The recent change in Western nations’ attitude towards refugees
In recent times, Western governments’ attitudes towards refugees have important symbolic dimensions. These are intended for both domestic consumption as well as consolidating the idea of the West at a global level.
1. Controlling illegal immigration and refugees is seen as the biggest vote-getter in Western nations
- The idea of “control” over national borders has been a powerful tool of electoral politics across many Western countries and refugees and asylum seekers are grist to the “sovereignty” mill.
- A significant precursor to Australia’s Nauru “solution”, for example, was erstwhile prime minister John Howard’s 2001 statement that the Australian government would control who came into Australia, which helped him in the following elections.

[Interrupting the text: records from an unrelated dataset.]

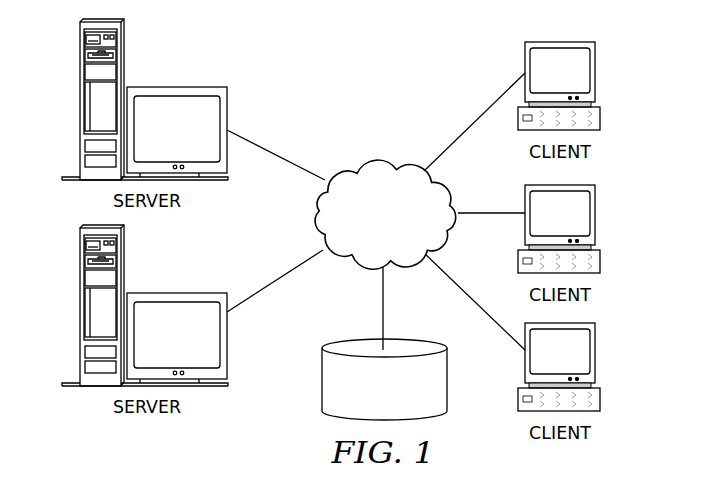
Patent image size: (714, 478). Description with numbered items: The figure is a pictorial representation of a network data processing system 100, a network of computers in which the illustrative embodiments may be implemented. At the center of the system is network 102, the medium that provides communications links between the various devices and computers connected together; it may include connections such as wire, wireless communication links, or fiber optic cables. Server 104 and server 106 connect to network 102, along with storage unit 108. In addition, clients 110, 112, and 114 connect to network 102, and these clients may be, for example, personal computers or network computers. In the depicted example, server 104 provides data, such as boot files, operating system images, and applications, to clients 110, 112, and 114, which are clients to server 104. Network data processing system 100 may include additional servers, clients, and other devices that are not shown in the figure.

The network data processing system 100 is at (434, 60).
The network 102 is at (357, 164).
The server 104 is at (80, 103).
The server 106 is at (80, 309).
The storage unit 108 is at (322, 388).
The client 110 is at (595, 72).
The client 112 is at (595, 213).
The client 114 is at (595, 352).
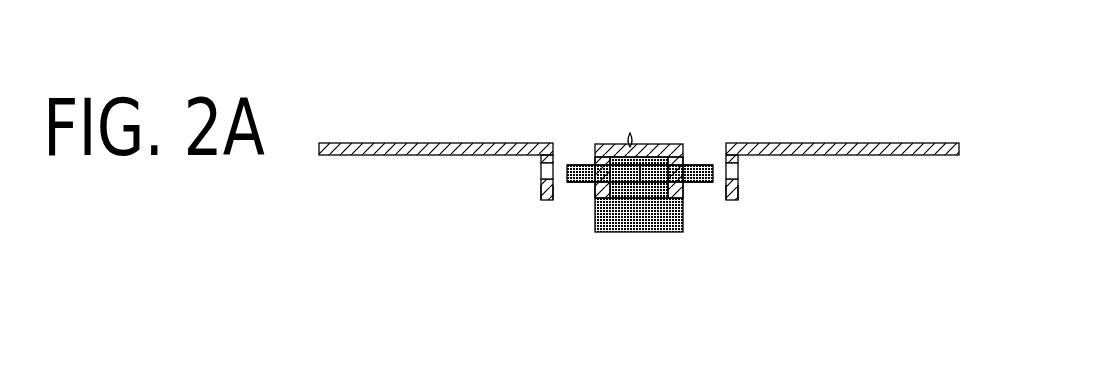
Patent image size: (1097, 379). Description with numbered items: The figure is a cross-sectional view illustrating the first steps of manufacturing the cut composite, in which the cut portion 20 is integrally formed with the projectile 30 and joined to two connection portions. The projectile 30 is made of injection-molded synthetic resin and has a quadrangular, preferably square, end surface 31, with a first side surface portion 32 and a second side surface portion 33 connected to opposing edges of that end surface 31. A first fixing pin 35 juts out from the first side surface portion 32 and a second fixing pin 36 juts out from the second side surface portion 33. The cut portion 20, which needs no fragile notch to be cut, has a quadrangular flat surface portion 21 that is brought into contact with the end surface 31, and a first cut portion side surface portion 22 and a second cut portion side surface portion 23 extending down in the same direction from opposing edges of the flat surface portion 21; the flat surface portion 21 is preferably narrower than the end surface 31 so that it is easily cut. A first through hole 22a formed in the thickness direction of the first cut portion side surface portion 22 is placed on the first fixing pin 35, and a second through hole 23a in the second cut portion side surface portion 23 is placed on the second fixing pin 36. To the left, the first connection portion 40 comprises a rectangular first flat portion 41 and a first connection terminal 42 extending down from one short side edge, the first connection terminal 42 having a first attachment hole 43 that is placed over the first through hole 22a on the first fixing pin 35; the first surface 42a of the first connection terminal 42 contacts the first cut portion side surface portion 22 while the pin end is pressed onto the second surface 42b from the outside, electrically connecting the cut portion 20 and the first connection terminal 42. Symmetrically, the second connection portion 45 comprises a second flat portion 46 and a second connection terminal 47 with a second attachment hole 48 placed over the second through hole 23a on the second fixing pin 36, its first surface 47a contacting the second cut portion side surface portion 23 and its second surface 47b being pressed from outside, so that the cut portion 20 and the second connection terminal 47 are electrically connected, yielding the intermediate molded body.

The cut portion 20 is at (588, 50).
The flat surface portion 21 is at (652, 143).
The first cut portion side surface portion 22 is at (593, 143).
The first through hole 22a is at (583, 158).
The second cut portion side surface portion 23 is at (688, 144).
The second through hole 23a is at (712, 155).
The projectile 30 is at (677, 250).
The end surface 31 is at (630, 145).
The first side surface portion 32 is at (596, 218).
The second side surface portion 33 is at (685, 218).
The first fixing pin 35 is at (575, 183).
The second fixing pin 36 is at (713, 183).
The first connection portion 40 is at (400, 72).
The first flat portion 41 is at (427, 143).
The first connection terminal 42 is at (561, 143).
The first surface 42a is at (556, 195).
The second surface 42b is at (541, 193).
The first attachment hole 43 is at (541, 172).
The second connection portion 45 is at (808, 78).
The second flat portion 46 is at (883, 143).
The second connection terminal 47 is at (722, 143).
The first surface 47a is at (718, 195).
The second surface 47b is at (739, 192).
The second attachment hole 48 is at (739, 176).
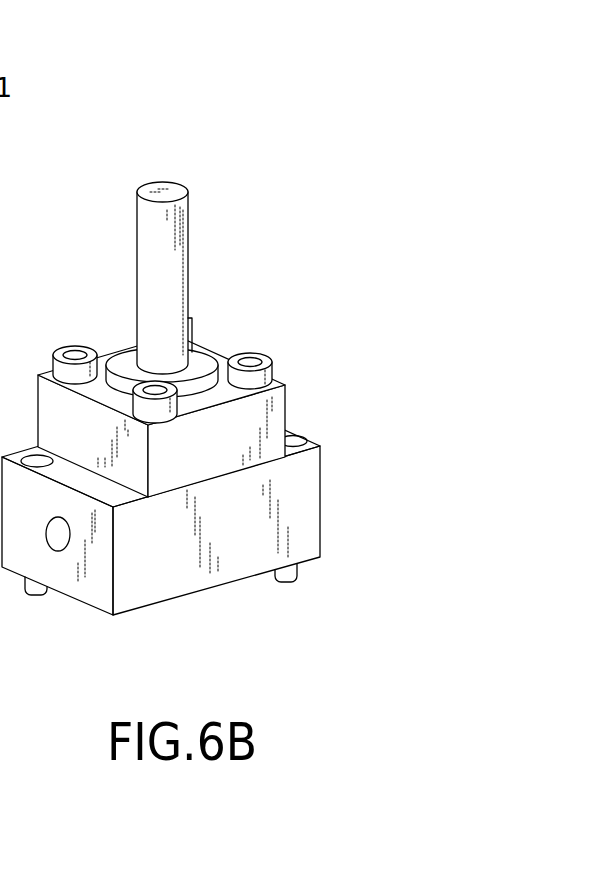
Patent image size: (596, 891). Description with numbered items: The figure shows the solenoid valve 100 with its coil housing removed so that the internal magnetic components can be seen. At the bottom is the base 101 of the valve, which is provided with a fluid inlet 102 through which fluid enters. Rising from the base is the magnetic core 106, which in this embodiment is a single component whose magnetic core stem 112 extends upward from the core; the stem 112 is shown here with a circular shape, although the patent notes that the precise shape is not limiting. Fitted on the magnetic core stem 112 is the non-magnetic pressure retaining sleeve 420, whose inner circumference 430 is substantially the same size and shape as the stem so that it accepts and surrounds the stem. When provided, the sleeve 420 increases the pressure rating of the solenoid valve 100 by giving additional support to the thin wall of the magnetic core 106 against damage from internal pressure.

The solenoid valve 100 is at (201, 335).
The base 101 is at (322, 470).
The fluid inlet 102 is at (63, 537).
The magnetic core 106 is at (213, 257).
The magnetic core stem 112 is at (188, 262).
The non-magnetic pressure retaining sleeve 420 is at (174, 318).
The inner circumference 430 is at (216, 357).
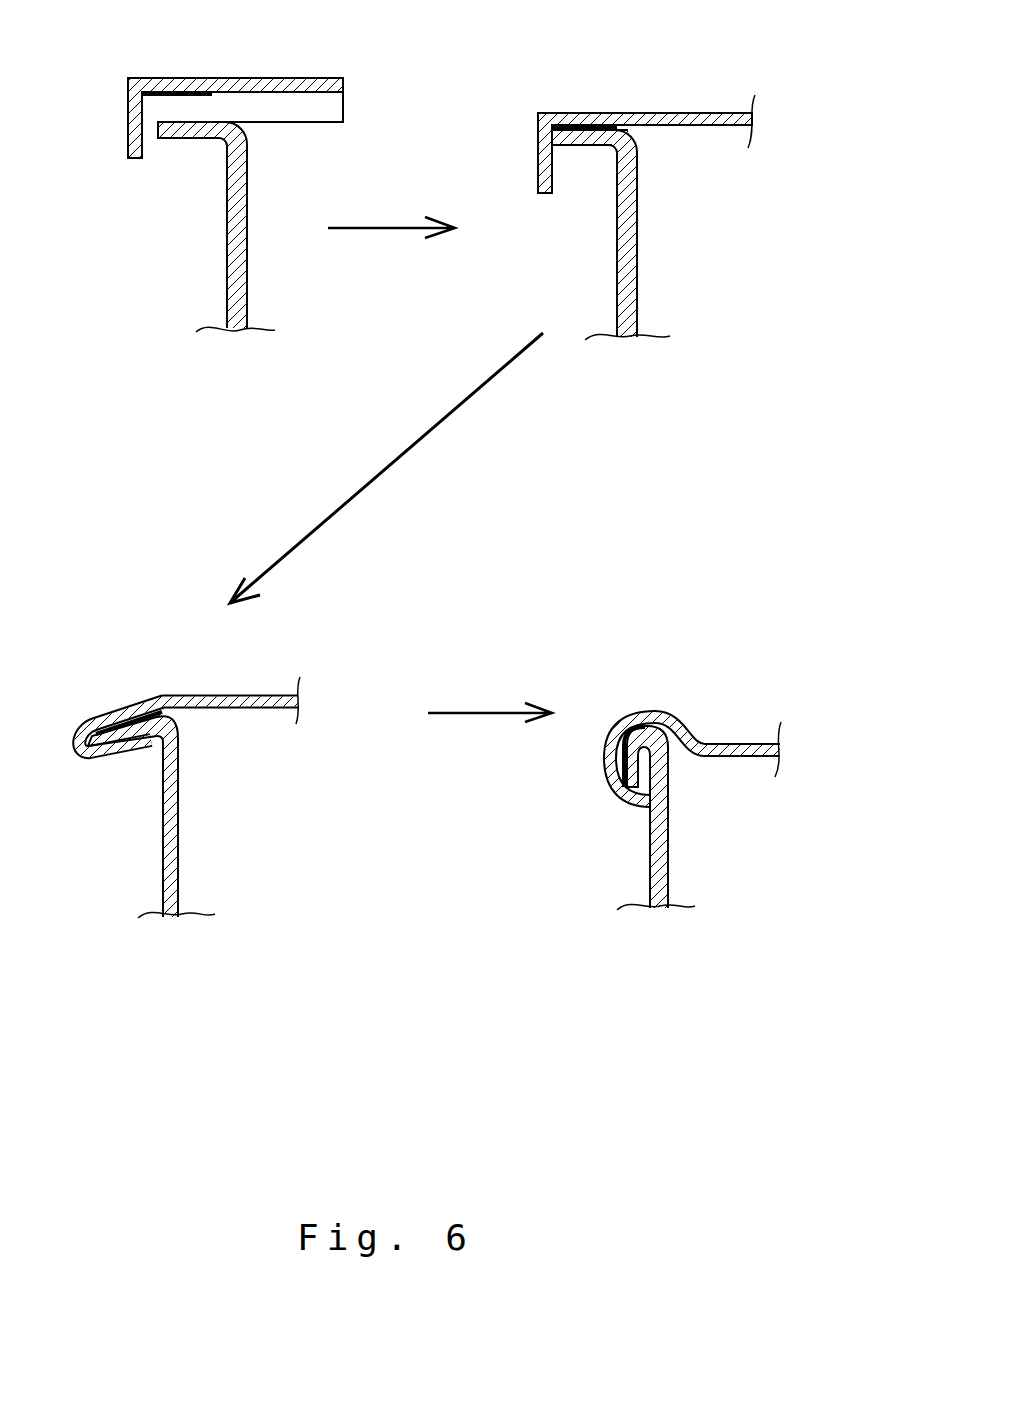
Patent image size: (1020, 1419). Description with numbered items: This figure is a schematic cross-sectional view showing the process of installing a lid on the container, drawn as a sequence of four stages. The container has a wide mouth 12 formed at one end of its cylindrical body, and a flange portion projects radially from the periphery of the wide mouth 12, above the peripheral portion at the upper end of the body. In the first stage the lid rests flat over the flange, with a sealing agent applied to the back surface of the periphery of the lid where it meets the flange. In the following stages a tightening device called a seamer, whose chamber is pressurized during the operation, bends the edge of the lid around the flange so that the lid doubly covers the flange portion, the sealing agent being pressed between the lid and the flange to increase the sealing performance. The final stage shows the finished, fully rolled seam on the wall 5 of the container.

The wide mouth 12 is at (305, 123).
The panel 5 is at (662, 860).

- It is unsurprising, then, that a constant refrain to the UK’s Rwanda Bill has been Rishi Sunak’s statement that “international courts” will not be allowed to determine the country’s domestic policy.
- The idea is that British “sovereignty” is under threat from extra-national forces, including refugees and international courts.
- This, of course, echoes significant parts of the Brexit narrative.
2. Paying for refugees in a third country shows the compassion of the West for them
- On a global level, the Rwanda Bill is part of the symbolic register of “compassion” that forms an indispensable part of Western notions of the self.
- If sovereignty demands a policy of extra-territorial governance, then the Rwanda solution is also an answer to charges of callousness towards the world’s most vulnerable populations.
- For, it retains the idea of compassion — financed through payments to Rwanda — by suggesting that asylum seekers still have access to refugee status.
- Only that it has to be determined elsewhere.
3. The emergence of ‘asylum economy’
- The emerging “asylum economy” — in Nauru and other parts of the world — has something troubling about it as a form of neo-colonial relationship between rich and poor nations.
- It is as if the solution to the historical and geopolitical conditions that produce refugees and asylum seekers is to create massive holding camps in the third world.
No hope for a solution to the underlying causes of migration
- There are very few indications that the conditions that create refugees and asylum seekers will abate any time soon.
- Women, men and children do not get into creaky boats — with prior knowledge of the fate of others who have made similar journeys — to either challenge national sovereignty or test the limits of Western compassion.
- There will be more legal challenges to the Bill, though the sight of refugees being bundled onto planes to camps in Rwanda will, some will hope, be a tonic to Sunak’s party’s electoral chances.
- What is entirely unclear is if any of this has anything to do with addressing the underlying causes that lead such large numbers to put themselves in harm’s way with the faintest idea of making landfall along a coastline of hope.
Conclusion: The idea that British ‘sovereignty’ is under threat from extra-national forces, including refugees and international courts, echoes parts of the Brexit narrative. It is disheartening to see how human lives are put at stake for the protection of ‘sovereignty’ and ‘national interest’.